RELATED: The next generation of gene therapy for rare diseases forges ahead as developers weather hurdles
With this early dose-escalation evidence in hand, Editas can now move to a higher dose to test for better efficacy.
“With each consecutive dose level, we are predicting more editing,” Michaels said. “The fact that we've gotten this far and have the ability to move on to the next dose cohort is a big milestone for me.”
The biotech has also received FDA clearance to test EDIT-101 in children in an attempt to deliver treatment earlier in life when Michaels believes stronger vision restoration could be achieved.
Trick or treat
These milestones almost didn’t happen at all. Editas dosed the first patient with EDIT-101 early last year—just as the COVID-19 pandemic began to take hold. That first patient had trouble moving back and forth between home in Southern California and the test site in Oregon for treatment, which stalled the program. When Michaels joined the company in November, just as the second patient was dosed, she set to work getting the trial back on track. That work resulted in the publication of initial data from the BRILLIANCE study today.
RELATED: Editas bags $25M from Allergan as FDA signs off on human CRISPR trial
EDIT-101 was previously part of a $90 million pact with Allergan, but the partnership was ditched in August 2020 after the pharma was bought out by AbbVie, forcing Editas to go it alone.

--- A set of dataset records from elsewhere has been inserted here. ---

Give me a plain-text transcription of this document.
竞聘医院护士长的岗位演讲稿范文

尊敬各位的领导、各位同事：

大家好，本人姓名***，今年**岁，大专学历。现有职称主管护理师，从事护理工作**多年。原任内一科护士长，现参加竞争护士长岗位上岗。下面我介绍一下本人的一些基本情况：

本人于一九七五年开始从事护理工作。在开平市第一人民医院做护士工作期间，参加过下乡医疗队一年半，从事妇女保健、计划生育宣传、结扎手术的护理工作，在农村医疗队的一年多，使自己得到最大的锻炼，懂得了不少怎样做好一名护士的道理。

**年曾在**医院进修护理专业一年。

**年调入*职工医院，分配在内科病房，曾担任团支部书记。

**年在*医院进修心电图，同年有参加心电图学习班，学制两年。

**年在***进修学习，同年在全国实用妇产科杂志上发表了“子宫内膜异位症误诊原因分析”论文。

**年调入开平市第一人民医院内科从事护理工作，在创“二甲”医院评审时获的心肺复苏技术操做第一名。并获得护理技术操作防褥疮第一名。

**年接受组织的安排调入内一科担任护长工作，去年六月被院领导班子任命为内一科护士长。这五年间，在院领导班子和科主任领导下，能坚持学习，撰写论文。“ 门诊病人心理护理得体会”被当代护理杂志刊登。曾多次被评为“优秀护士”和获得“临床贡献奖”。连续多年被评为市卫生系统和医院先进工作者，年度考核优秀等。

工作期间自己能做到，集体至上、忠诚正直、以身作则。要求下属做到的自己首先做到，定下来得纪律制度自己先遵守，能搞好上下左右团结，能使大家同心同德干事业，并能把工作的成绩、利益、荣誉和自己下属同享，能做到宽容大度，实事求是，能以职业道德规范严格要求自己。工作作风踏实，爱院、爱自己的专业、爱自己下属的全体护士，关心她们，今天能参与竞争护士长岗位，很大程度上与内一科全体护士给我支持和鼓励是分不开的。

Editas’ data build on what Intellia did a few months earlier: proving the concept of CRISPR gene editing in humans. Intellia’s therapy targets the liver, while EDIT-101 is delivered to the eye, a key difference, but data for either concept represent a major advancement for the field as a whole.
“I'm very proud to see that Intellia and our program in combination actually can show the real potential of CRISPR editing technologies,” Michaels said.
She also thinks of the other companies coming behind Editas and Intellia who can look to their initial safety data to inform future trials.
“If you're chasing other people, it's good to have [safety data] knowing that we are going into something that's not quite so unknown anymore,” Michaels said.
More data are needed before Editas knows exactly how much improvement patients with LCA10 might gain from treatment with the gene therapy. But for patients who lost vision early in life, Michaels said even a little improvement goes a long way.
RELATED: Nobel Prize in chemistry goes to CRISPR pioneers Doudna, Charpentier
She tells the story of a 10-year-old boy who couldn’t go trick or treating for Halloween without holding his parents’ hand as he went around the neighborhood.
“The ability to be able to go out in dim light and trick or treat on his own would be a major empowering thing,” Michaels said.
Another patient just wants to see her grandchild’s face, while others want to be able to go out in dimmer light rather than being confined to outings in daylight.
“I mean, these are big differences for people that really affect their lives, so that's a good starting place,” Michaels said.
Editor's note: This story has been updated to include analyst commentary and the share moves.